Casey remained in a rehab facility for about a month so she could start to walk and talk again. During this experience, she had to learn how to write with her other hand, while also having trouble with words she didn't the first time she learned how to talk.

"It was like deja vu," Julie Irwin said. "She was like a different child. Her handwriting is different. She could read before in Spanish and English."

Even though all of this had disappeared, one thing remained that has always been there: music.

"I think if I didn't have music, I wouldn't have learned how to talk as fast as I did," Casey said.

So Casey started taking singing lessons at the Orpheus Academy of Music in Austin.
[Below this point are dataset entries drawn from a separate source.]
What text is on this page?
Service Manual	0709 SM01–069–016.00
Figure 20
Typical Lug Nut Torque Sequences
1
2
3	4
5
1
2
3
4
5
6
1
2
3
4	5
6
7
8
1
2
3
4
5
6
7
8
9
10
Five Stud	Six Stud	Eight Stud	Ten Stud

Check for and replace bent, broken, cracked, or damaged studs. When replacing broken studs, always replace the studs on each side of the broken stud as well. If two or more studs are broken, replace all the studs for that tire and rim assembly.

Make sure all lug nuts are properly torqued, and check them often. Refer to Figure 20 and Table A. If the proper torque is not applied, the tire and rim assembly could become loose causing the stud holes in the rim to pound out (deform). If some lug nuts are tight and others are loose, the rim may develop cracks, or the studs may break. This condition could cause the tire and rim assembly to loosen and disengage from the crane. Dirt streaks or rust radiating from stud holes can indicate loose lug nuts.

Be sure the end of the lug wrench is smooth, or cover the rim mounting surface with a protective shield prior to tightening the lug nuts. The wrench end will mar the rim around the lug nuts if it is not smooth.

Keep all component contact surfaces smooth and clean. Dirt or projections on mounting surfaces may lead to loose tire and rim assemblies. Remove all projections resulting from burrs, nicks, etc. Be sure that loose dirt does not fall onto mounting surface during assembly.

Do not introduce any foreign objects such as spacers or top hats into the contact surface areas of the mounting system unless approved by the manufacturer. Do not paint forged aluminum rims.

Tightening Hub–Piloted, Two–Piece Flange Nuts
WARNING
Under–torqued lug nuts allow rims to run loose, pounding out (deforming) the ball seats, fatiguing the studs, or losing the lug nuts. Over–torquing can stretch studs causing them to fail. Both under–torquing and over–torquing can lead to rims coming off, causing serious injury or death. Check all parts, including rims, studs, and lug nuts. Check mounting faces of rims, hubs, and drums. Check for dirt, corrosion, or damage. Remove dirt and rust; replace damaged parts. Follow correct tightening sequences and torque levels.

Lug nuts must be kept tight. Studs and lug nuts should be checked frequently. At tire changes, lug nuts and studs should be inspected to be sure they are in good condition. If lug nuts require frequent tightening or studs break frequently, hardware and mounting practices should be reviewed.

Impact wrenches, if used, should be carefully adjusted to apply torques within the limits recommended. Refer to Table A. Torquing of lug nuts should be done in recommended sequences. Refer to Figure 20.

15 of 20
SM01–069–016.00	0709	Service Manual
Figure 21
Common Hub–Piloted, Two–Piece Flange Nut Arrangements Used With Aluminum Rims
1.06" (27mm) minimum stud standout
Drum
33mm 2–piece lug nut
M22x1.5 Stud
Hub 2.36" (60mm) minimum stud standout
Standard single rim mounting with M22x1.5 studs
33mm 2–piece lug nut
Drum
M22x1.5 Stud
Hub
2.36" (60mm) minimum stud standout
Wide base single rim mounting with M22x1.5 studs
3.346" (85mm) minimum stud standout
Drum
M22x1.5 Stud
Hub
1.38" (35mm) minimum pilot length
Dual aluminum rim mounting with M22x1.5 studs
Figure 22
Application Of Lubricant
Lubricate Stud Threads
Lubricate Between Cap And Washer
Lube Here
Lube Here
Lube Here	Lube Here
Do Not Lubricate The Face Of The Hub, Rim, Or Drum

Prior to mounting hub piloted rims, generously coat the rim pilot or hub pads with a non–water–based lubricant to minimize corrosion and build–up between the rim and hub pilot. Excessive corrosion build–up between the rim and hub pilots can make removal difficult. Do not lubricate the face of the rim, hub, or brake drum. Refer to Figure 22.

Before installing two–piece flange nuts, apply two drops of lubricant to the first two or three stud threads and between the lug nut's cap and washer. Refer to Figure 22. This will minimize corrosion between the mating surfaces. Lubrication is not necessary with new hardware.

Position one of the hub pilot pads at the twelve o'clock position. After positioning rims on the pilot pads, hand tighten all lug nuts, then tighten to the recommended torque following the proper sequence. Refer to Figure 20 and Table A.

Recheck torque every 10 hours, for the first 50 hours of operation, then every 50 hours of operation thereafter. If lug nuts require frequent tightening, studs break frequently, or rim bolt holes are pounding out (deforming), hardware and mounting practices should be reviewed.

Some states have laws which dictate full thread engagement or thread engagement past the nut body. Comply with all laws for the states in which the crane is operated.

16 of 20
She could barely even read at the time, but she knew that she wanted to give music a try. Klondike Steadman is the owner and director of the academy and said Casey has been full of surprises since the moment she started taking lessons.

"I am always blown away by the power of music," Steadman said, "Once it catches somebody, it just blows boundaries away. Casey is a perfect example of that."

So as Casey went to Orpheus, she also wanted to start playing piano -- even though she couldn't play with her right hand.

"It's not like she looks at the piano and goes, 'Oh, I can't do this because I don't have both hands to play,'" Steadman said. "She just looks at it and goes, 'I want to make music.'"

And while she still plays the piano with one hand today because of her partial paralysis, Casey said taking these lessons and keeping music in her life helped her re-learn all these lost functions.

"In some ways, in that world, she can just be in that world and not feel different," Julie Irwin said. "It's amazing to think about how far she's come."

No matter what happens the rest of her life, making music is something Casey plans on holding onto and never letting go.

"For a kiddo who was in the hospital bed unable to move and I didn't know if she was going to live six years ago, it's pretty amazing," Julie Irwin said.

Casey is one of 40 students from Orpheus Academy of Music who is in New York Friday for their performance at Carnegie Hall. All of these kids are performing to celebrate the academy being open for 15 years.